O mercado brasileiro de armazenamento de energia junto à carga ainda está em fase inicial, mas reúne condições para uma expansão acelerada nos próximos anos. De acordo com a Deye, fabricante chinesa de microinversores, inversores híbridos e baterias, o país conta atualmente com cerca de 50 mil sistemas com baterias em operação, número considerado baixo diante do tamanho do sistema elétrico nacional e da diversidade de perfis de consumo.
Segundo Caio Lentini, diretor de operações da Deye no Brasil, Itália e Espanha, em entrevista à pv magazine Brasil para o especial Aplicações de baterias junto à carga em GD, esse patamar reflete mais uma fase de aprendizado do mercado do que uma limitação técnica. “O armazenamento ainda não chegou à escala que poderia, mas o potencial é enorme”, afirma.
Backup lidera a adoção das baterias no Brasil
Entre as aplicações já economicamente e tecnicamente viáveis, o backup energético aparece como o principal motor da demanda. “O Brasil é um país continental, com inúmeras concessionárias e realidades muito diferentes de qualidade de rede.

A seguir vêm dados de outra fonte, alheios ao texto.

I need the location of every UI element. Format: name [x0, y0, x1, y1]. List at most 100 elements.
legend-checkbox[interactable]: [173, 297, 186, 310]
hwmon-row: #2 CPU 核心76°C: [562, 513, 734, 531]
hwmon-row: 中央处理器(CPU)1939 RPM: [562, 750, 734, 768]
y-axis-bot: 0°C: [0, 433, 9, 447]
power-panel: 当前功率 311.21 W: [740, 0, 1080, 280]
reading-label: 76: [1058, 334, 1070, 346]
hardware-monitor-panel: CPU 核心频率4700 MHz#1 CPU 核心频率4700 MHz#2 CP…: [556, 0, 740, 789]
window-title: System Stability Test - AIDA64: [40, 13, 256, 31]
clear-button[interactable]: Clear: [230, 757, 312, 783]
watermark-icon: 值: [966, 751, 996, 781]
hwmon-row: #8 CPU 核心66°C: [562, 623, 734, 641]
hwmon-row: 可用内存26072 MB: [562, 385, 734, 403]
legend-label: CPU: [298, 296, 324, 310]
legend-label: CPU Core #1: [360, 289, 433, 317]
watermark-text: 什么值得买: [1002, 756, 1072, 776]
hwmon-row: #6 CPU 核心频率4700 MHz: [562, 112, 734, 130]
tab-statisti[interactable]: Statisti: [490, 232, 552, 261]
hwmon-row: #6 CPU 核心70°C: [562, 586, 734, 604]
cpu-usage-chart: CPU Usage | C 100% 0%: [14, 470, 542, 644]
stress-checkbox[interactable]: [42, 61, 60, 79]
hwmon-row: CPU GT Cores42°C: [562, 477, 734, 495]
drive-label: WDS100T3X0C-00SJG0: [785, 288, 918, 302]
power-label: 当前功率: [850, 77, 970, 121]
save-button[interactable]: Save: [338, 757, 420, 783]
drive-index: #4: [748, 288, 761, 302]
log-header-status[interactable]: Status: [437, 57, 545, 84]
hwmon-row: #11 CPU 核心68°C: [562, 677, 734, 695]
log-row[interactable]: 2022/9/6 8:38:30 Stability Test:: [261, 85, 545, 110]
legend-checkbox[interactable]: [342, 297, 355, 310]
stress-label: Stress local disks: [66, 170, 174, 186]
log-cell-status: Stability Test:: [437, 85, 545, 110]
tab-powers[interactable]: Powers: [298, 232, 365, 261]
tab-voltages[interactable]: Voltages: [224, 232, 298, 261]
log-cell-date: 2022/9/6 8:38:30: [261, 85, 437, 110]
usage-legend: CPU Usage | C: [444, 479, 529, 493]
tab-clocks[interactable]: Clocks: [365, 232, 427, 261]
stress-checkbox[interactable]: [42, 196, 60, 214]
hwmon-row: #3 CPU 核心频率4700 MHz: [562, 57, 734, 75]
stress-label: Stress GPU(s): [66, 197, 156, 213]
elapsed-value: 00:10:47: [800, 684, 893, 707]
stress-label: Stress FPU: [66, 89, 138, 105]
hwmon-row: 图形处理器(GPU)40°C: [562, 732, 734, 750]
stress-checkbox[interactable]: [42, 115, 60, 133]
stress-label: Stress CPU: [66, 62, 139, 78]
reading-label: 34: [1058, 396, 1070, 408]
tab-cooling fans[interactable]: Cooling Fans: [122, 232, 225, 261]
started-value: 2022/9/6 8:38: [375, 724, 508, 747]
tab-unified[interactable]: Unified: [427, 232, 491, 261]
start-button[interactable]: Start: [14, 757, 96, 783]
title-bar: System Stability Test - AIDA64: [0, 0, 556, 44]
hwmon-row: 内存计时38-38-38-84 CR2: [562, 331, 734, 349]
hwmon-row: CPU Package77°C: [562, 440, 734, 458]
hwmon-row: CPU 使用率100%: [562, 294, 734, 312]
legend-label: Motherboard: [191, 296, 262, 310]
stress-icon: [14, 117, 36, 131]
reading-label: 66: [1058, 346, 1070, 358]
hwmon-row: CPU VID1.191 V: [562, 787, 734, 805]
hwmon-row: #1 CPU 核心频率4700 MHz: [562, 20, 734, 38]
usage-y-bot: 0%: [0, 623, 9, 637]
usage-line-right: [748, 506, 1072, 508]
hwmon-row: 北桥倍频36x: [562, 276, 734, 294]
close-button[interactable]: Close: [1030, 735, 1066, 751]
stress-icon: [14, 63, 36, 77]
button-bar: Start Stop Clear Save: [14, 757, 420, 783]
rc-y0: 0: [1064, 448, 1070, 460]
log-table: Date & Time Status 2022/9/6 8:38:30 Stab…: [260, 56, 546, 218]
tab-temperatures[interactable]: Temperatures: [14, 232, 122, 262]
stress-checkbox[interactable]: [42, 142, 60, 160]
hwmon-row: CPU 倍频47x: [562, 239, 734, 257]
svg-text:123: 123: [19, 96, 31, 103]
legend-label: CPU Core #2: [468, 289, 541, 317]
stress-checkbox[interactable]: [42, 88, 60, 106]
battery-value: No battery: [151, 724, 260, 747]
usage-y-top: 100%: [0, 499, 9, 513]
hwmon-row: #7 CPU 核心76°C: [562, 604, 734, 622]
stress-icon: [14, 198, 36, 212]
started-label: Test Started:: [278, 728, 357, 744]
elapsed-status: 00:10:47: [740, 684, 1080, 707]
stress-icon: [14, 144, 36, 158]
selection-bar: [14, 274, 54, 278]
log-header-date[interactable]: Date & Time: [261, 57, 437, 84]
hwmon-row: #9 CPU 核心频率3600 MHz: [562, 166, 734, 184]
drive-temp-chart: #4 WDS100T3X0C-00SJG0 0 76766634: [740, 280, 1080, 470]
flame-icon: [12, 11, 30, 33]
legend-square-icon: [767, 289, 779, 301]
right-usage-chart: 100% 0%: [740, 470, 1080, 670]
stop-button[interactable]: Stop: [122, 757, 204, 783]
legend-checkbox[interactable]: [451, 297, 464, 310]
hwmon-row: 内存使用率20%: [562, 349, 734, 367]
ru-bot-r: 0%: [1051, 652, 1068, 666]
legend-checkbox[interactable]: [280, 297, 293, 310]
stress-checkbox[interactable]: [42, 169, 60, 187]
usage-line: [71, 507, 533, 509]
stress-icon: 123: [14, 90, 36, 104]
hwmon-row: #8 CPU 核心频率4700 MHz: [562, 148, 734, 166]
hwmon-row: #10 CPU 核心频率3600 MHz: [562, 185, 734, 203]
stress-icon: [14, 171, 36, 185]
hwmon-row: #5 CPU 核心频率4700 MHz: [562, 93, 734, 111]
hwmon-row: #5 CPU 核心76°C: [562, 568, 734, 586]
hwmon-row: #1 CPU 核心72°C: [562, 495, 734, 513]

Em muitos locais, a instabilidade no fornecimento prejudica o abastecimento contínuo e seguro, o que torna o armazenamento uma solução clara”, destaca Lentini.
A Deye observa que a decisão de investimento está fortemente associada ao impacto direto das quedas de energia na rotina dos consumidores, seja em perdas operacionais, desconforto ou riscos à segurança.
Time shift ainda é pontual, mas tende a ganhar espaço

Imagem: Deye
Aplicações como time shift e uso da bateria para substituição da energia da distribuidora no horário de ponta ainda estão restritas a nichos específicos. “Em alguns mercados já é possível trocar a energia da concessionária pela energia armazenada, mas isso ainda não é uma realidade disseminada no Brasil”, avalia o executivo.
A expectativa da empresa é que o avanço regulatório e a maior sofisticação dos sistemas híbridos ampliem essas possibilidades nos próximos anos, especialmente para consumidores com perfis tarifários mais complexos.
Quedas de energia aceleram a decisão de investimento
Eventos recorrentes de interrupção no fornecimento têm reforçado a busca por soluções de armazenamento, segundo a Deye. “Onde há dor, há necessidade. Muitas vezes, o custo oculto de ficar sem energia é o fator determinante para a decisão de investimento”, afirma o diretor da Deye.
Além da proteção contra apagões, começa a surgir um público interessado em conforto e previsibilidade energética, especialmente em ambientes residenciais e pequenos comércios.
Consumidores com GD lideram a curva de adoção
Na avaliação da fabricante, consumidores que já investiram em geração distribuída tendem a estar entre os mais propensos a adotar baterias. “São clientes que normalmente se interessam mais por novas tecnologias e buscam ampliar sua estabilidade energética”, explica.
O desafio, segundo o executivo, é ampliar o alcance dessas soluções para além desse público inicial. “O próximo passo é ‘furar a bolha’ e levar o armazenamento a um público mais amplo”, pontua.
Custo inicial ainda é barreira, mas tendência é de queda
Apesar dos avanços, o investimento inicial segue como um dos principais entraves à massificação do armazenamento no Brasil. Para a Deye, a redução dessa barreira passa pela combinação entre escala, inovação tecnológica e novos modelos de financiamento.
“O payback depende de várias variáveis e, no caso do armazenamento, ele tende a vir da soma de diferentes funções em um mesmo sistema, como backup, gestão de energia e otimização do consumo”, observa Lentini.
Evolução tecnológica e novas químicas no radar
No campo tecnológico, a Deye acompanha a evolução de soluções baseadas em novas químicas, como baterias de sódio e sistemas de lítio com eletrólito em estado sólido, além do avanço dos sistemas híbridos integrados.
A meta é ampliar a vida útil e a segurança das soluções sem elevar os custos, tornando o retorno econômico mais atrativo para diferentes perfis de consumidor.
2026 pode marcar ponto de virada do mercado
Para a Deye, 2026 tende a ser um ano disruptivo para o armazenamento de energia no Brasil. “Será o início de um crescimento exponencial do uso de baterias”, projeta o executivo.
Nesse contexto, o avanço das discussões regulatórias na Agência Nacional de Energia Elétrica (Aneel), como a Consulta Pública nº 39, é visto como um sinal positivo. “Toda discussão e regulação são muito bem-vindas. Só o fato de o tema estar em pauta já mostra o potencial enorme que esse mercado ainda tem no Brasil”, conclui.